Ich sitze seit Monaten an dem Brief an meiner Mutter, aber ich bin wie gelähmt. Jedesmal, wenn ich erneut einen Versuch starte, fühlt es sich wie ein Sog an, der mich nach unten zieht. Gleichzeitig kann ich kaum einen klaren Gedanken fassen, weil sooo viel passiert ist und ich mit meinem Adhs-Hirn komplett überfordert bin auf den Punkt zu kommen. Außerdem versuche ich möglichst sachlich zu bleiben, aber es kommt sofort diese Wut auf und ich höre sie jetzt schon sagen: „Wie kannst du nur?
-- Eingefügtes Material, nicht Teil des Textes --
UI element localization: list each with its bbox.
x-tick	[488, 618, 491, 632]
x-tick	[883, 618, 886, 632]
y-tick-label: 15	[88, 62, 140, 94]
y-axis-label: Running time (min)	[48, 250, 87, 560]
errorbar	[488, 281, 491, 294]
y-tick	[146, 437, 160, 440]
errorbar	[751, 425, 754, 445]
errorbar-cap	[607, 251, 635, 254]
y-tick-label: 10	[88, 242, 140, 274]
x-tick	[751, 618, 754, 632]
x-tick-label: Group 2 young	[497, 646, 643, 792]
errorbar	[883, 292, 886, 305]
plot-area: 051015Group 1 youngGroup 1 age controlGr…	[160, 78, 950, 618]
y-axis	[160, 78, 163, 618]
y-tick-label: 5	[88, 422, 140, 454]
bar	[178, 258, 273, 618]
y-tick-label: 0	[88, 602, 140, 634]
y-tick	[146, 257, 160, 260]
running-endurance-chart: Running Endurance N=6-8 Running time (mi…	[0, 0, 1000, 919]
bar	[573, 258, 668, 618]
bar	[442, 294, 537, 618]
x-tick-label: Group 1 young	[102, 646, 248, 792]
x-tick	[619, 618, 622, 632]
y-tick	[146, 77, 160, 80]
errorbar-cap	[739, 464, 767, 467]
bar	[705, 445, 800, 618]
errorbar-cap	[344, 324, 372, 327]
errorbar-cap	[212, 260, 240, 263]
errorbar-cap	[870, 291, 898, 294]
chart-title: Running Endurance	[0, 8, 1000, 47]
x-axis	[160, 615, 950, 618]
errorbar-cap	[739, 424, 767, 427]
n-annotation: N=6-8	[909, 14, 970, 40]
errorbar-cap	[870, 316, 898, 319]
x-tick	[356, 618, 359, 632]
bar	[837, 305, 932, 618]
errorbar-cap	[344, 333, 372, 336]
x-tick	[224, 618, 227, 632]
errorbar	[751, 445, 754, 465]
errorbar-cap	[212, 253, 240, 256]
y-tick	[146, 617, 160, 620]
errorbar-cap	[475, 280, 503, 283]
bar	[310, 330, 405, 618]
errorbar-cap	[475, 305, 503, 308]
Wegen dir bekomme ich einen Herzinfarkt!“ Dein strukturierter Brief hat mir sehr als Krücke geholfen. Danke dafür und alles gute für dich und dein Seelenheil.

Regina
Regina
1 Jahr zuvor

Das ähnelt unglaublich meinen Kindheits- und Jugenderfahrungen. Nur musste ich über fünfzig Jahre alt werden, um zu begreifen, was da passiert ist und noch passiert. Welches Glück, dass ich meinem Sohn nicht eine solche Mutter war. Wir sind das Thema tatsächlich ausführlich zusammen durchgegangen, so sehr war ich durch den Wind in der Angst, ich könnte unbewusst auch so sein wie meine „Mutter“.